Offert pour les fêtes de fin d'année, surpris, je déballe le roman de Jim Thompson «L'assassin qui est en moi» inconnu pour ma part. Après la déception certes relative de « 1275 âmes », je souhaitais lire un autre classique du polar noir de ce même auteur «Le démon dans ma peau». Quelque temps après, je découvre en fait que «L'assassin qui est en moi» (traduction mot à mot du titre original en anglais) n'est autre qu'une réédition de ce dernier sous la forme d'une première traduction intégrale du roman (environ une dizaine de pages en plus). Il s'agit également pour l'éditeur de surfer sur l'adaptation du roman au cinéma « The killer inside me », avec Casey Affleck et Jessica Alba, très violent et fidèle au livre, parait-il.
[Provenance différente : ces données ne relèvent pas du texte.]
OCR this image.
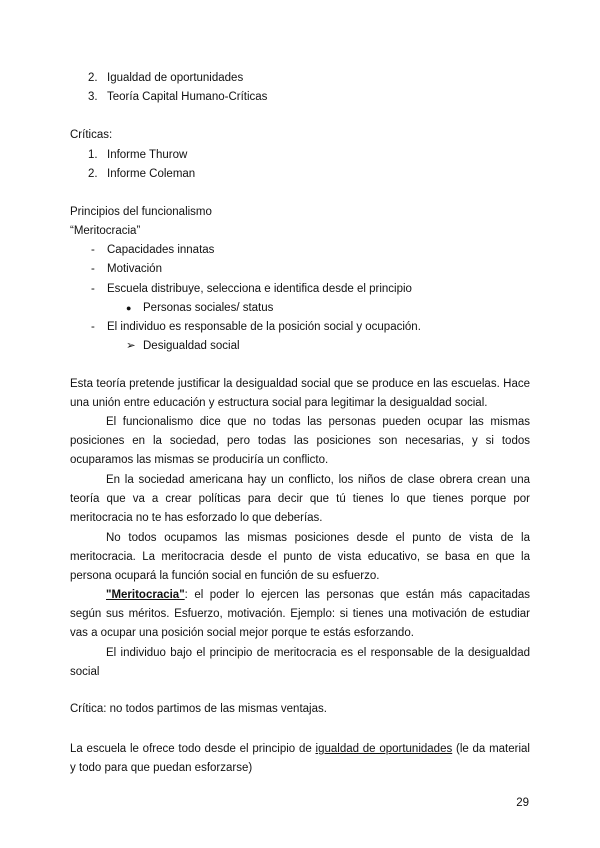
2. Igualdad de oportunidades
3. Teoría Capital Humano-Críticas
Críticas:
1. Informe Thurow
2. Informe Coleman
Principios del funcionalismo
“Meritocracia”
- Capacidades innatas
- Motivación
- Escuela distribuye, selecciona e identifica desde el principio
● Personas sociales/ status
- El individuo es responsable de la posición social y ocupación.
➢ Desigualdad social
Esta teoría pretende justificar la desigualdad social que se produce en las escuelas. Hace una unión entre educación y estructura social para legitimar la desigualdad social.
El funcionalismo dice que no todas las personas pueden ocupar las mismas posiciones en la sociedad, pero todas las posiciones son necesarias, y si todos ocuparamos las mismas se produciría un conflicto.
En la sociedad americana hay un conflicto, los niños de clase obrera crean una teoría que va a crear políticas para decir que tú tienes lo que tienes porque por meritocracia no te has esforzado lo que deberías.
No todos ocupamos las mismas posiciones desde el punto de vista de la meritocracia. La meritocracia desde el punto de vista educativo, se basa en que la persona ocupará la función social en función de su esfuerzo.
"Meritocracia": el poder lo ejercen las personas que están más capacitadas según sus méritos. Esfuerzo, motivación. Ejemplo: si tienes una motivación de estudiar vas a ocupar una posición social mejor porque te estás esforzando.
El individuo bajo el principio de meritocracia es el responsable de la desigualdad social
Crítica: no todos partimos de las mismas ventajas.
La escuela le ofrece todo desde el principio de igualdad de oportunidades (le da material y todo para que puedan esforzarse)
29
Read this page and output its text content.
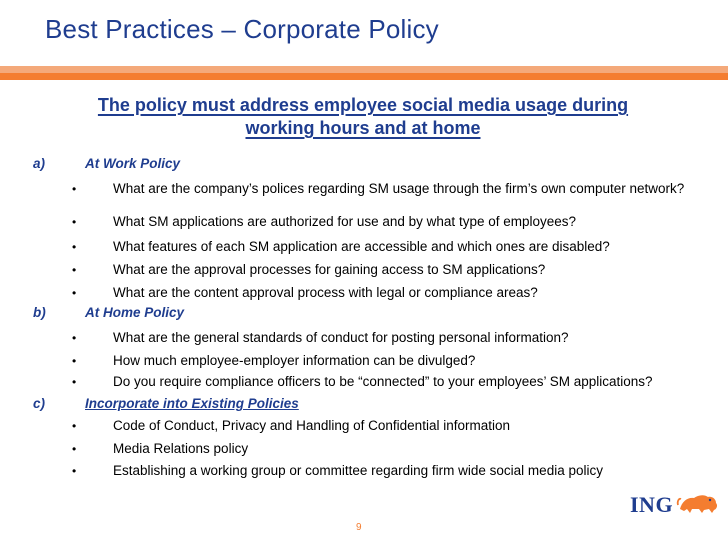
Best Practices – Corporate Policy
The policy must address employee social media usage during
working hours and at home
a)	At Work Policy
•	What are the company’s polices regarding SM usage through the firm’s own computer network?
•	What SM applications are authorized for use and by what type of employees?
•	What features of each SM application are accessible and which ones are disabled?
•	What are the approval processes for gaining access to SM applications?
•	What are the content approval process with legal or compliance areas?
b)	At Home Policy
•	What are the general standards of conduct for posting personal information?
•	How much employee-employer information can be divulged?
•	Do you require compliance officers to be “connected” to your employees’ SM applications?
c)	Incorporate into Existing Policies
•	Code of Conduct, Privacy and Handling of Confidential information
•	Media Relations policy
•	Establishing a working group or committee regarding firm wide social media policy
ING
9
Pour le roman, Jim Thompson confie la narration à Lou Ford, shérif adjoint à Central City dans le Texas. Il nous fait pénétrer ainsi dans l'esprit de son personnage principal et se permet même de narguer le lecteur à plusieurs reprises durant le récit afin de captiver complètement son attention. On apprend alors que Lou Ford partage sa vie entre sa future femme, Amy Stanton et une jolie prostituée nommée Joyce Lakeland qu'il devrait théoriquement chasser de la ville compte tenu de ses activités. En outre, les circonstances du décès de son frère Mike et les relations difficiles avec son père médecin, sont autant de traumatismes qui pèsent terriblement sur Lou depuis son enfance. de longues années plus tard après ce drame, Lou Ford peut-il toujours maitriser cette haine qu'il a réussi à contenir envers Chester Conway, un magnat local de la construction, qu'il suspecte d'être responsable de la mort de son frère ?
Pour ma part, après avoir terminé ce roman, j'envisageai de me lancer dans une explication un peu alambiquée sur la difficulté d'appréhender un tel livre à la fois noir, glaçant et maitrisé de bout en bout. Et puis non…

Pour illustrer ma pensée, pourquoi ne pas établir un parallèle, certes subjectif et personnel, entre le polar et le chocolat? Important, je précise que les exemples que je donne se réfèrent à un chocolat de bonne qualité ! Je commence par le chocolat le plus tentant pour les jeunes et les moins jeunes d'ailleurs : le chocolat blanc, très sucré, sans la saveur du cacao et pas vraiment conseillé à haute dose pour la santé. Dans mon esprit, je l'assimile à un roman comme Et si c'était vrai... de Marc Lévy, facile à lire et au plaisir instantané. Vient ensuite le chocolat au lait, familier et apprécié par tout le monde comme le sont les polars de Connelly ou Mankell. Evidemment, dans certains cas, rien n'empêche ce genre d'auteurs à réduire la part de lait au minimum comme, par exemple, mon coup de coeur « le poète ». Différent, le chocolat noir, dont les adeptes sont moins nombreux, s'apparente à ces romans plus torturés et forts, comme « Ténèbres, prenez-moi la main » ou «encore « Gone, baby gone » du talentueux Lehane. Enfin, à l'extrémité, le chocolat très noir, au-delà de 65 % de cacao, amer et long en bouche, à déguster à petite dose, correspond évidemment à notre fameux polar «Le démon dans ma peau» ou encore à «La griffe du chien». Pour savourer ce roman de Thompson, il est donc préférable d'avoir gouté et apprécié d'autres polars, du plus facile à lire au plus troublant et complexe, sans bruler les étapes. Sauter d'un Marc Levy à un Jim Thompson relève de l'ascension de l'Everest, en espadrille et sans entrainement. Vous ne pourrez pas dire que je ne vous ai pas prévenu !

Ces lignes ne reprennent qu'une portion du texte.